Background:
Humanin is a novel neuronal peptide that has displayed potential in the treatment
of Alzheimer’s Disease through the suppression of inflammatory IL-6 cytokine receptors. Such
receptors are found throughout the body, including the eye, suggesting its other potential applications.
Age-related Macular Degeneration (AMD) is the leading cause of blindness in the developing world.

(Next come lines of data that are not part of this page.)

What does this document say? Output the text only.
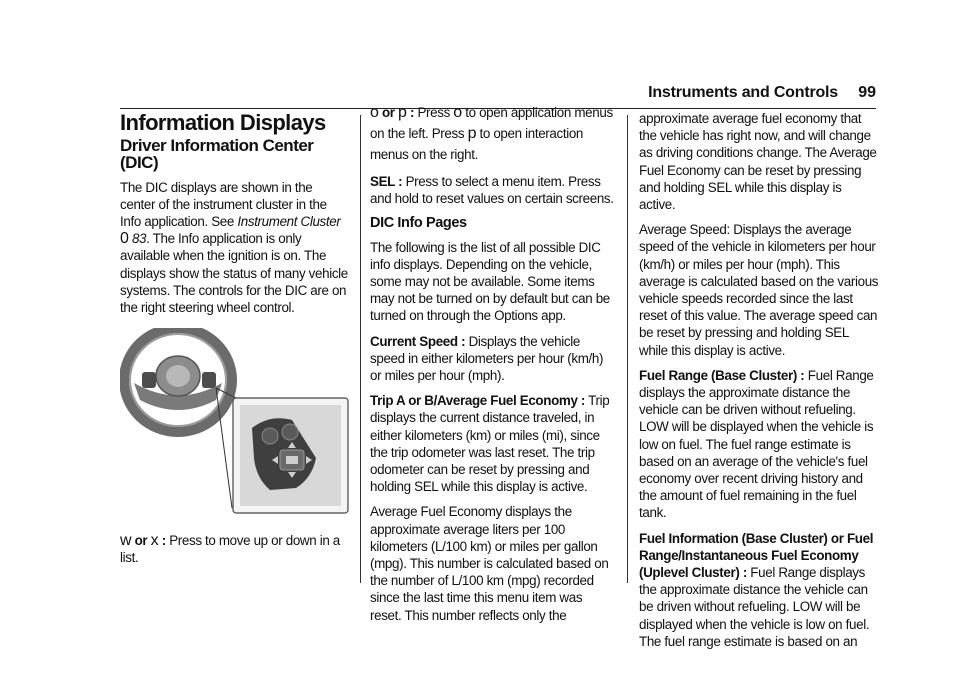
Instruments and Controls 99
Information Displays
Driver Information Center (DIC)

The DIC displays are shown in the center of the instrument cluster in the Info application. See Instrument Cluster 0 83. The Info application is only available when the ignition is on. The displays show the status of many vehicle systems. The controls for the DIC are on the right steering wheel control.

w or x : Press to move up or down in a list.

o or p : Press o to open application menus on the left. Press p to open interaction menus on the right.

SEL : Press to select a menu item. Press and hold to reset values on certain screens.

DIC Info Pages

The following is the list of all possible DIC info displays. Depending on the vehicle, some may not be available. Some items may not be turned on by default but can be turned on through the Options app.

Current Speed : Displays the vehicle speed in either kilometers per hour (km/h) or miles per hour (mph).

Trip A or B/Average Fuel Economy : Trip displays the current distance traveled, in either kilometers (km) or miles (mi), since the trip odometer was last reset. The trip odometer can be reset by pressing and holding SEL while this display is active.

Average Fuel Economy displays the approximate average liters per 100 kilometers (L/100 km) or miles per gallon (mpg). This number is calculated based on the number of L/100 km (mpg) recorded since the last time this menu item was reset. This number reflects only the

approximate average fuel economy that the vehicle has right now, and will change as driving conditions change. The Average Fuel Economy can be reset by pressing and holding SEL while this display is active.

Average Speed: Displays the average speed of the vehicle in kilometers per hour (km/h) or miles per hour (mph). This average is calculated based on the various vehicle speeds recorded since the last reset of this value. The average speed can be reset by pressing and holding SEL while this display is active.

Fuel Range (Base Cluster) : Fuel Range displays the approximate distance the vehicle can be driven without refueling. LOW will be displayed when the vehicle is low on fuel. The fuel range estimate is based on an average of the vehicle's fuel economy over recent driving history and the amount of fuel remaining in the fuel tank.

Fuel Information (Base Cluster) or Fuel Range/Instantaneous Fuel Economy (Uplevel Cluster) : Fuel Range displays the approximate distance the vehicle can be driven without refueling. LOW will be displayed when the vehicle is low on fuel. The fuel range estimate is based on an
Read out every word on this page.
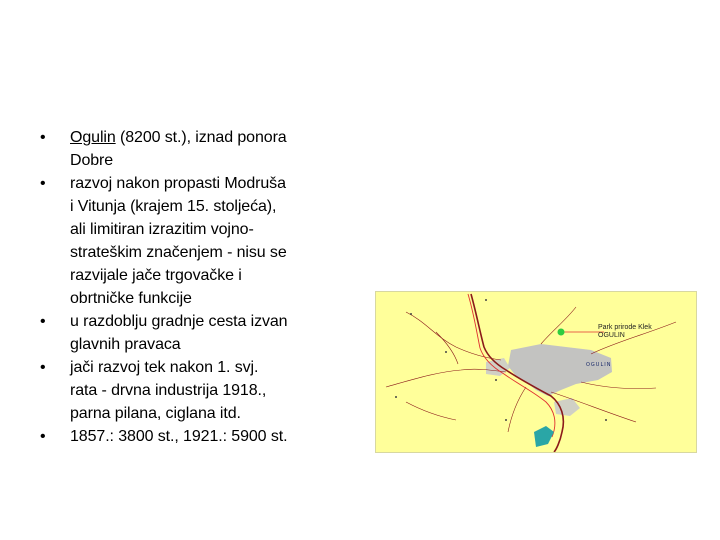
• Ogulin (8200 st.), iznad ponora
Dobre
• razvoj nakon propasti Modruša
i Vitunja (krajem 15. stoljeća),
ali limitiran izrazitim vojno-
strateškim značenjem - nisu se
razvijale jače trgovačke i
obrtničke funkcije
• u razdoblju gradnje cesta izvan
glavnih pravaca
• jači razvoj tek nakon 1. svj.
rata - drvna industrija 1918.,
parna pilana, ciglana itd.
• 1857.: 3800 st., 1921.: 5900 st.
Park prirode Klek
OGULIN
OGULIN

There is no cure for this disease, and current treatments have several negative side effects associated
with them, making finding other treatment options desirable.
Objective:
In this study, the potential applications in treating AMD for a more potent humanin derivative,
AGA-HNG, were studied.
Methods:
AGA-HNG was synthesized and encapsulated in chitosan Nanoparticles (NPs), which were
then characterized for their size, Encapsulation Efficiency (EE), and drug release. Their ability to suppress
VEGF secretion and protect against oxidative apoptosis was studied in vitro using ARPE-19 cells.
The chitosan NPs exhibited similar anti-VEGF properties and oxidative protection as the free protein
while exhibiting superior pharmaceutical characteristics including biocompatibility and drug release.
Results:
Drug-loaded NPs exhibited a radius of 346nm with desirable pharmacokinetic properties including
a stable surface charge (19.5 ± 3.7 mV) and steady drug release capacity. AGA-HNG showed
great promise in mediating apoptosis in hypoxic cells. They were also able to significantly reduce
VEGF expression in vitro with reduced cellular toxicity compared to the free drug.
Conclusion:
The ability of this drug delivery system to reduce retinal apoptosis with desirable pharmacokinetic
and biocompatible properties makes this a promising therapeutic option for AMD.